The historic UGT leader recalls his time at the Sestao shipyard, where he entered as an apprentice at just 15 years old in 1942 and where he began his union activity
Due to its journalistic value, we publish a conversation that Nicolás Redondo Urbieta (Barakaldo, June 16, 1927) had in September 2017 with the journalist from ‘El Correo’ Jesús L. Ortega, in which he reviewed his 30 years working in the Biscayan shipyard The Navy. The historic union leader was 90 years old at the time and was still recovering from a last surgical intervention that kept him in hospital for three months.
I am deeply sorry for the situation at La Naval. It was more than 30 years of my life there and that marks me in an extraordinary way. At the shipyard I saw people’s capacity for sacrifice and it gave me a great sense of class.
I entered La Naval in 1942, shortly after returning from France, where I was what was called a ‘war child’. And it is that after the bombing of Guernica, when I was only 10 years old, they put me on a ship in Santurce to Bordeaux and then I lived for four years with a French family.
I was in the shipyard until 1973, when I was fired for missing more than three days from work because they had arrested me again. The thing is that since I was arrested for the first time in 1951 for distributing UGT propaganda, until 1973 they had arrested me half a dozen more times –1960, 1962, 1967, 1968, 1970 and 1971–. Even in 1967, after participating actively in the ‘gang strike’, they exiled me for three months to Las Hurdes (Cáceres), but when I returned to La Naval nothing happened. They never fired me until 1973. I think that then the order did not come from the management in Vizcaya, which was much more permissive, but rather came from Madrid.
In the trial for the dismissal, Felipe González defended me and we won in the first instance, but then we lost it in Madrid and they fired me for good.

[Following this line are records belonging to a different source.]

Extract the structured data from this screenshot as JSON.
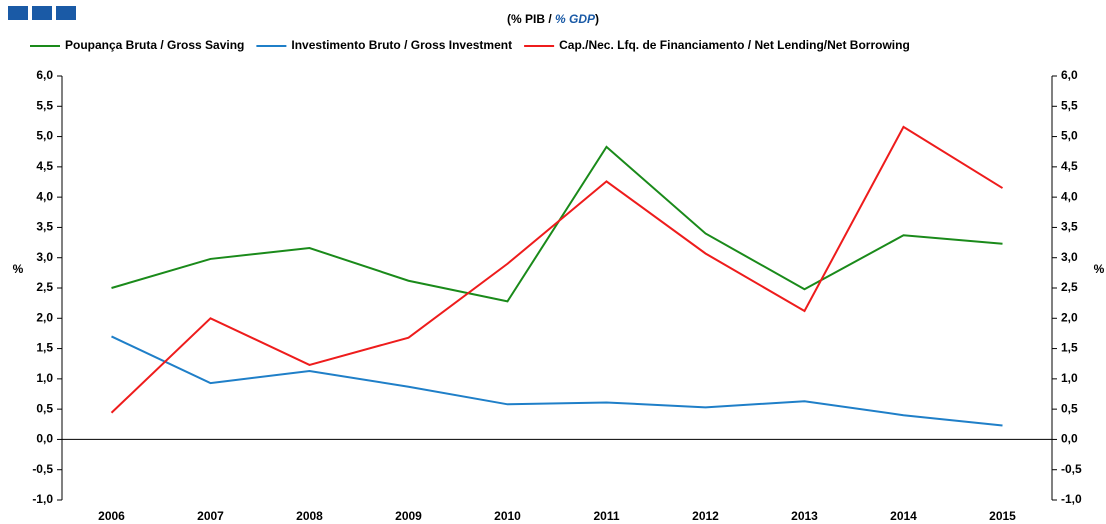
{
  "chart_data": {
    "type": "line",
    "title_parts": [
      "(% PIB / ",
      "% GDP",
      ")"
    ],
    "y_label": "%",
    "y2_label": "%",
    "categories": [
      "2006",
      "2007",
      "2008",
      "2009",
      "2010",
      "2011",
      "2012",
      "2013",
      "2014",
      "2015"
    ],
    "series": [
      {
        "name": "Poupança Bruta / Gross Saving",
        "color": "#1a8a1a",
        "values": [
          2.5,
          2.98,
          3.16,
          2.62,
          2.28,
          4.83,
          3.4,
          2.48,
          3.37,
          3.23
        ]
      },
      {
        "name": "Investimento Bruto / Gross Investment",
        "color": "#1f7fc8",
        "values": [
          1.7,
          0.93,
          1.13,
          0.87,
          0.58,
          0.61,
          0.53,
          0.63,
          0.4,
          0.23
        ]
      },
      {
        "name": "Cap./Nec. Lfq. de Financiamento / Net Lending/Net Borrowing",
        "color": "#ee1c1c",
        "values": [
          0.44,
          2.0,
          1.23,
          1.68,
          2.9,
          4.26,
          3.07,
          2.12,
          5.16,
          4.15
        ]
      }
    ],
    "ylim": [
      -1,
      6
    ],
    "yticks": [
      {
        "value": 6,
        "label": "6,0"
      },
      {
        "value": 5.5,
        "label": "5,5"
      },
      {
        "value": 5,
        "label": "5,0"
      },
      {
        "value": 4.5,
        "label": "4,5"
      },
      {
        "value": 4,
        "label": "4,0"
      },
      {
        "value": 3.5,
        "label": "3,5"
      },
      {
        "value": 3,
        "label": "3,0"
      },
      {
        "value": 2.5,
        "label": "2,5"
      },
      {
        "value": 2,
        "label": "2,0"
      },
      {
        "value": 1.5,
        "label": "1,5"
      },
      {
        "value": 1,
        "label": "1,0"
      },
      {
        "value": 0.5,
        "label": "0,5"
      },
      {
        "value": 0,
        "label": "0,0"
      },
      {
        "value": -0.5,
        "label": "-0,5"
      },
      {
        "value": -1,
        "label": "-1,0"
      }
    ],
    "y2lim": [
      -1,
      6
    ],
    "y2ticks": [
      {
        "value": 6,
        "label": "6,0"
      },
      {
        "value": 5.5,
        "label": "5,5"
      },
      {
        "value": 5,
        "label": "5,0"
      },
      {
        "value": 4.5,
        "label": "4,5"
      },
      {
        "value": 4,
        "label": "4,0"
      },
      {
        "value": 3.5,
        "label": "3,5"
      },
      {
        "value": 3,
        "label": "3,0"
      },
      {
        "value": 2.5,
        "label": "2,5"
      },
      {
        "value": 2,
        "label": "2,0"
      },
      {
        "value": 1.5,
        "label": "1,5"
      },
      {
        "value": 1,
        "label": "1,0"
      },
      {
        "value": 0.5,
        "label": "0,5"
      },
      {
        "value": 0,
        "label": "0,0"
      },
      {
        "value": -0.5,
        "label": "-0,5"
      },
      {
        "value": -1,
        "label": "-1,0"
      }
    ],
    "legend": "top"
  }
}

When I entered there were about 4,000 or 5,000 workers. I was then 15 years old. We entered as apprentices and there they trained us. I remember that sometimes some Jesuits also came to give us courses in Christianity. The apprenticeship period was four years and then you had to pass a series of exams; If you passed, you were already a third-class officer and depending on the grade you chose one job or another. I must not have gotten a very good grade because I stayed as an adjuster; a good trade, but it was not an outstanding thing.
Even if it is only out of gratitude for what has been, we must move it forward
They put me in the machine shop, which was also a center of labor and social unrest within the company. The Navy was already at that time the one that largely catalyzed the conflicts in Vizcaya. There was a protest because people who had been imprisoned after the war worked there and then returned to the shipyard because they were good professionals. There my political and ideological criteria were reaffirmed, which I already brought from home – my father had been sentenced to death by Francoism, although his sentence was later commuted – and at the age of 18 I joined the UGT and the PSOE in hiding.

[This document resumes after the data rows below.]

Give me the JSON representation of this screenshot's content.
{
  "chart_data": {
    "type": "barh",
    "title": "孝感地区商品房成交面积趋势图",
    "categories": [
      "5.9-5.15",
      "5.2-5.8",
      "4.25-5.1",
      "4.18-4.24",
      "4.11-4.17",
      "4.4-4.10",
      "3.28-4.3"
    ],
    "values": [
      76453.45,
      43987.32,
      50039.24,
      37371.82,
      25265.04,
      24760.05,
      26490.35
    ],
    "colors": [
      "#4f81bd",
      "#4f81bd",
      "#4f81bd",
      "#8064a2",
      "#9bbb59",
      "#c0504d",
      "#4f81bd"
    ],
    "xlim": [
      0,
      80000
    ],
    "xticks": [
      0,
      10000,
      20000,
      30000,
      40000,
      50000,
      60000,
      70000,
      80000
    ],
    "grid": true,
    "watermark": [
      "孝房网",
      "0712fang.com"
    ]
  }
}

The management of the company already knew who the protesters were. Tomás Tueros, who was general secretary of CC OO-Euskadi and a member of the Communist Party, also worked there, but they did not retaliate against us. Even when they called me to the offices, the Police would wait for me there to search my ticket office in search of propaganda and arrest me. Other times there were colleagues who when they found out that they were coming for me would notify me, I would escape, I would hide for a while, sometimes in San Sebastián, and when I returned to work nothing happened. I told myself ‘they’ll throw me out of this one because they’ll be fed up with me’, but no. I, too, have sometimes wondered how we didn’t get fired before.
nor drive a nail
Over time I became a first-class adjuster, although at home they teased me and told me how could I be an adjuster if I didn’t even know how to drive a nail. But it is that I no longer felt the job because I was in other things, in union issues.

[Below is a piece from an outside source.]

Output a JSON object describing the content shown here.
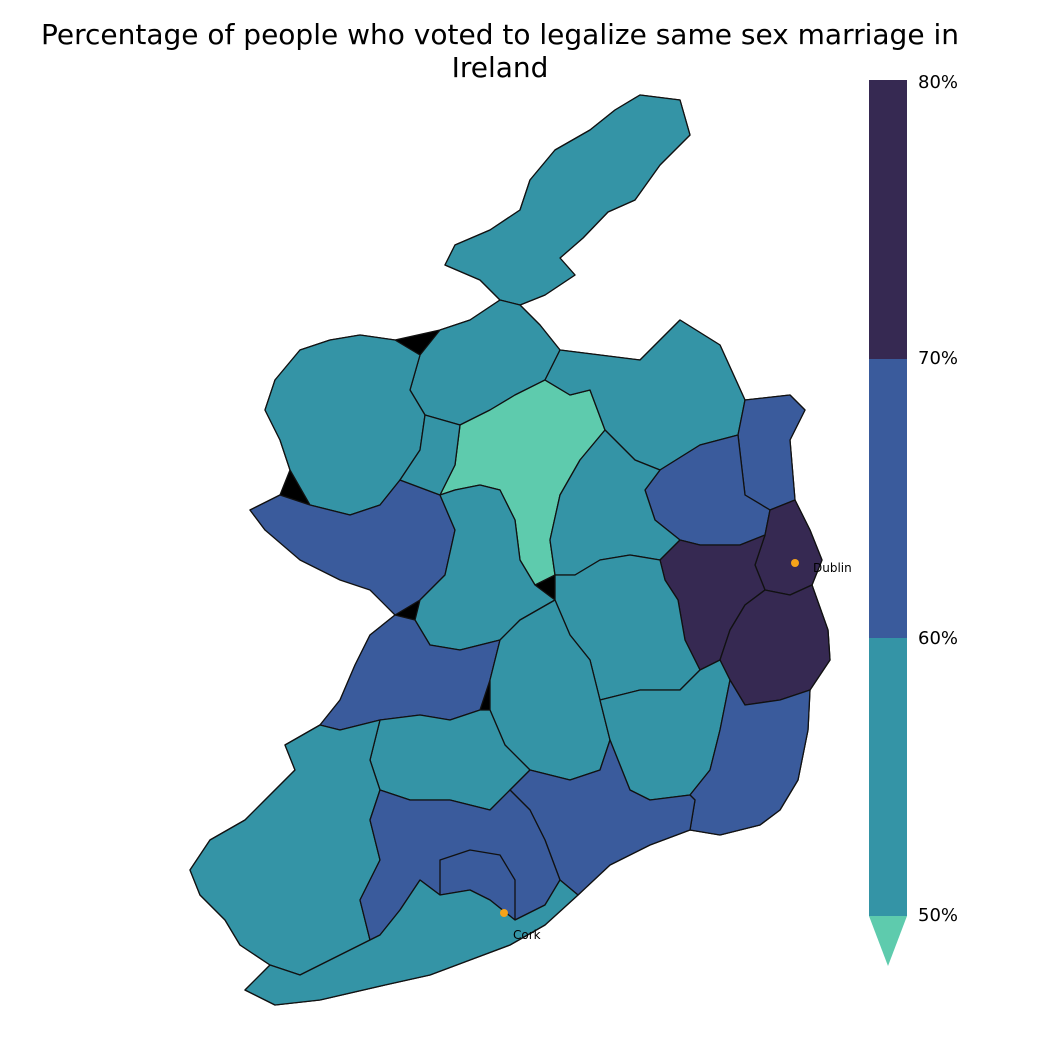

Only once did the company impose a ban on me: when I requested a change in category, because although I was an adjuster, I had been doing administrative functions for a long time, they accepted the claim and made me a first-rate employee in the office, but they demanded that I never go down to the workshop. I think they thought that if they removed me from the workshop the thing would calm down, but I was only one of the many who protested. And since I couldn’t go downstairs, it was the people from the workshop who went up for the union’s propaganda to a tiny file that was in my office. We called that archive ‘the people’s house’.
There were seasons when you got to work 12-hour shifts, day and night. I remember a time when we made many fishing boats for Cuba, which were small but there was an urgent need to finish them, and when we worked at night we warmed ourselves by approaching some large light bulbs that were there for lighting. Those who had the worst time were those who worked in the stands riveting. In machinery, where the parts were made and the engines were assembled, it was much more bearable. In any case, although there were accidents and some fatalities, the occupational accident rate was not too high. In this sense, in labor prevention, I believe that La Naval was also a pioneer company.
Now, I believe that even if it were only out of gratitude for what La Naval, like other large companies, has meant for the economic and social development of Biscay and the Basque Country, everyone, the Basque Government and political parties, would be obliged to move it forward. And also for what it is and for what it can once again become.